The things is, dear woman, and you remember this from when you too spent your day pushing paper instead of pushing a pram, that I’m rather busy and I have many grown up work related things to do that require no small degree of my concentration and some cooperation from my colleagues, which, upon your entering the building, I am no longer afforded.

The sound of a baby crying is one of the most skull piercing, nerve jangling noises known to humanity. It’s supposed to be. It’s so you don’t forget to check which end of your offspring requires loading/unloading or that you’ve left it on the roof of the car before you drive off. It is also one of the few noises guaranteed to make me want to staple my ears closed, evacuate the building and seek refuge at the bottom of a bottle of wine, which isn’t conducive to reducing my towering in-tray before it topples over and kills a colleague. No matter how adorably docile your bouncing ba-ba might be at home, under the stark strip lighting of a corporate beehive, your tiny treasure is merely a ticking time bomb of noise pollution.

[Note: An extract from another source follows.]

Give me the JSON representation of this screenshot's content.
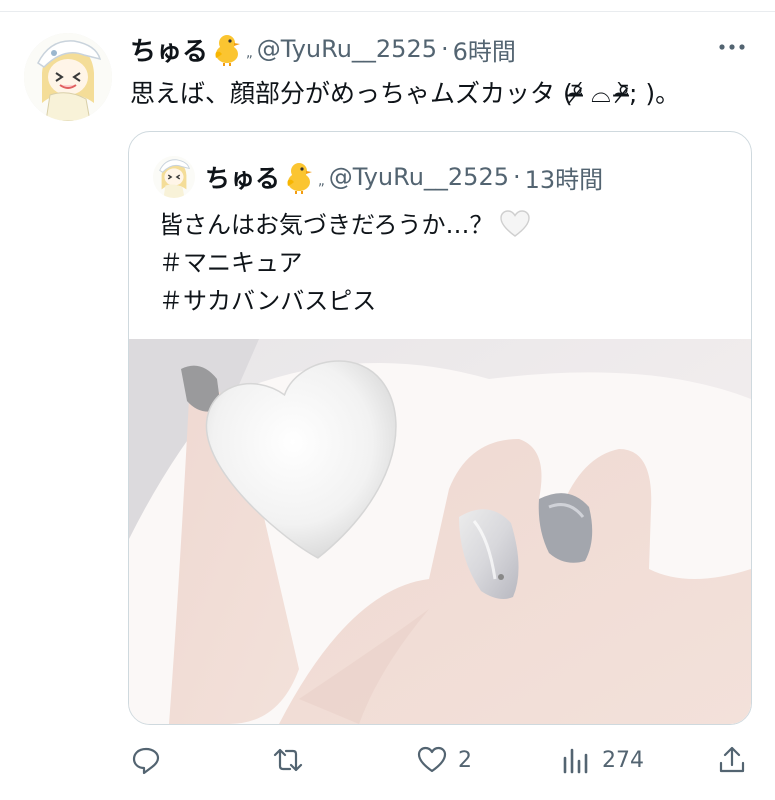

Now, I say that “one” of the noises guaranteed to see me run for the valleys of Loire and Napa is a baby’s shrill wail, the other is a sound, not that the baby itself emits, but a sound that it generates in another way. You see, even if your teeny tot isn’t shredding its lungs and my ears with sonic blasts of a bowel-evaquating frequency, there is still an unbearably deafening noise coming from the area surrounding it that makes answering a telephone or holding a basic thought simply impossible.


That, ladies and gents, is the collective sound made by a group of women surrounding a pram. In fact, no, that is the sound made by a herd of women streaking across the office, sending sheets of paper flying like a snowstorm, desperate not to miss the chance to see a small infant. If you listen carefully, you can also hear the sound of 20-30 uteruses creak with longing.

Once these high-pitched harpies have taken a hold of the child, the mother can do nothing but watch helplessly as a game of “aunty” rugby ensues, where each hormonal office worker snatches possessively at the swaddled sweetie and darts off back through the maze of desks in a bid to shove it in as many co-workers’ faces as possible, in case they hadn’t already been alerted to the fact that yes, what’s-her-face in accounts really was preggers.

Amidst all this babe-induced screeching and coo-ing, some of us are still trying to run the company. I’m pretty sure that the gentleman in Chicago who called London long distance from his mobile phone, with an urgent life-dependent query, could do without being deafened by a sound that would explode a bat’s eardrums. And besides, he, like the rest of us, probably already saw the 300 pictures of junior on FaceBook.

I don’t take my computer to a crèche, so please, dear parents, don’t bring your family to my desk. I assure you that we didn’t think you were just fat (and even if you weren’t pregnant, keep the babygrow gift set and we’ll say no more about it, no harm done), but if you do still feel the desperate urge to parade your offspring for all to see, may I suggest the glitzy world of child pageantry?